US-German talks strained
January 14, 2014German media reports of an impasse at US-German talks to avert spying between allies prompted several senior German politicians on Tuesday to suggest diplomatic and economic pressure on Washington.
Interior Minister Thomas de Maiziere (pictured), however, said that the talks were continuing, telling journalists at a Berlin press conference that negotiations remained confidential.
Withholding contracts?
Stephan Mayer, the new internal affairs spokesman for Chancellor Angela Merkel's conservative parliamentary group, told Reuters on Tuesday her government should consider withholding contracts with US firms that operate in Germany.
Mayer said if the talks failed then Germany must contemplate whether "US firms receive government contracts from the German side or public institutions."

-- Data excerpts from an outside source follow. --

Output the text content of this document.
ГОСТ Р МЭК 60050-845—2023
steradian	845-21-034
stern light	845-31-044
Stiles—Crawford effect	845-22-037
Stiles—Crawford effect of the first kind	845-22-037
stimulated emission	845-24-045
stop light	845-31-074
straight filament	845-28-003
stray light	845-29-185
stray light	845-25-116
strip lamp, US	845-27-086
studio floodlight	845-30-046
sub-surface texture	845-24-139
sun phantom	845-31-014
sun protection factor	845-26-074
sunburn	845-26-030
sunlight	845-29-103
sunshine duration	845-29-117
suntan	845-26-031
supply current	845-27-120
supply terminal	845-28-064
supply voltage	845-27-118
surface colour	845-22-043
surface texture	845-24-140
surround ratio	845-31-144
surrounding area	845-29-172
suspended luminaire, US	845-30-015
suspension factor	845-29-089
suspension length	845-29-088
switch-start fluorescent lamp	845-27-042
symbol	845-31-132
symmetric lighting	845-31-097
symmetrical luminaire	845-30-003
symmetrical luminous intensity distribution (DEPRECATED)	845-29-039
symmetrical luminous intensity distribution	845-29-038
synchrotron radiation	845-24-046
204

"The Americans understand one language very well, and that is the language of business," Mayer said, adding that such a deal could not be seen in isolation from current EU-US free-trade negotiations.
He also told the newspaper Die Welt that an anti-spying agreement should not amount to a "placebo."
Thomas Oppermann, the caucus leader of the center-left Social Democrats, who are Merkel's new coalition partners, said the "failure of the agreement would be unacceptable" and would "change the political character of relations."
Talks going nowhere?
Last August, Germany announced that Berlin and Washington would negotiate a deal not to spy on each other after revelations about the US' National Security Agency (NSA) surveillance.
This was compounded by allegations the US had monitored Merkel's mobile phone and European interest in the claims of the former NSA intelligence contractor Edward Snowden, who has temporary asylum in Moscow.
The Munich-based Süddeutsche Zeitung quoted a German source close to the 'no-spying' talks as saying: "We're getting nothing."
The German public broadcaster NDR jointly reported that German delegation sources had almost lost hope that an agreement would emerge.
German conservative caucus leader Michael Grosse-Brömer said he would be "very disappointed if this agreement does not come about."
"We must assume that it is not appropriate when friends are spied upon and listened to when the matter does not relate to averting potential terrorist attacks," he said.
Veteran Greens party parliamentarian Hans-Christian Ströbele, who met Snowden in Moscow late last year, told the German news agency dpa: "We haven't made any progress because the government has been far too timid in demanding answers from the United States."
'Shared commitment'
For months, senior US officials have signaled that Washington would not agree to a blanket pact and refused to comment on claims of US intelligence eavesdropping in Germany, including alleged monitoring of Chancellor Angela Merkel's mobile phone.
In Washington earlier on Tuesday, National Security Council spokeswoman Caitlin Hayden said the negotiations on a mutual spy ban were continuing with Germany
Hayden gave little indication that the US government would move substantially towards the German position.
"Such consultations will continue among our intelligence services as a part of our shared commitment to strengthen our practical cooperation in a manner that reflects the shared threats we face, the technological environment in which we operate, our close relationship with one another, and our abiding respect for the civil and political rights and privacy interests of our respective citizens," Hayden said.
New threats, says de Maiziere
Interior Minister de Maiziere at his press conference said Germany faced new threats from international terrorism, requiring all legal measures possible.
Speaking after consultations with the heads of Germany's intelligence services, he said 240 radicalized Islamists from Germany had gone to war-torn Syria in the past year.
"That is grounds for disquiet because they could come back with combat experience and related international contacts to possibly carry out crimes here," de Maiziere said.
Obama to speak on NSA 'soon'
Last week, US President Barack Obama phoned Merkel to invite her to Washington in the coming months, hoping to mend fences between the transatlantic allies. The chancellor accepted, although neither side has announced a date.
On Tuesday, Obama told reporters he had almost concluded his deliberations on how to rein in NSA activities, in a bid to restore American public confidence following concerns spy agencies were infringing constitutional rights to privacy.
"Actually it's getting close. So I'll have plenty to say about that pretty soon," he said.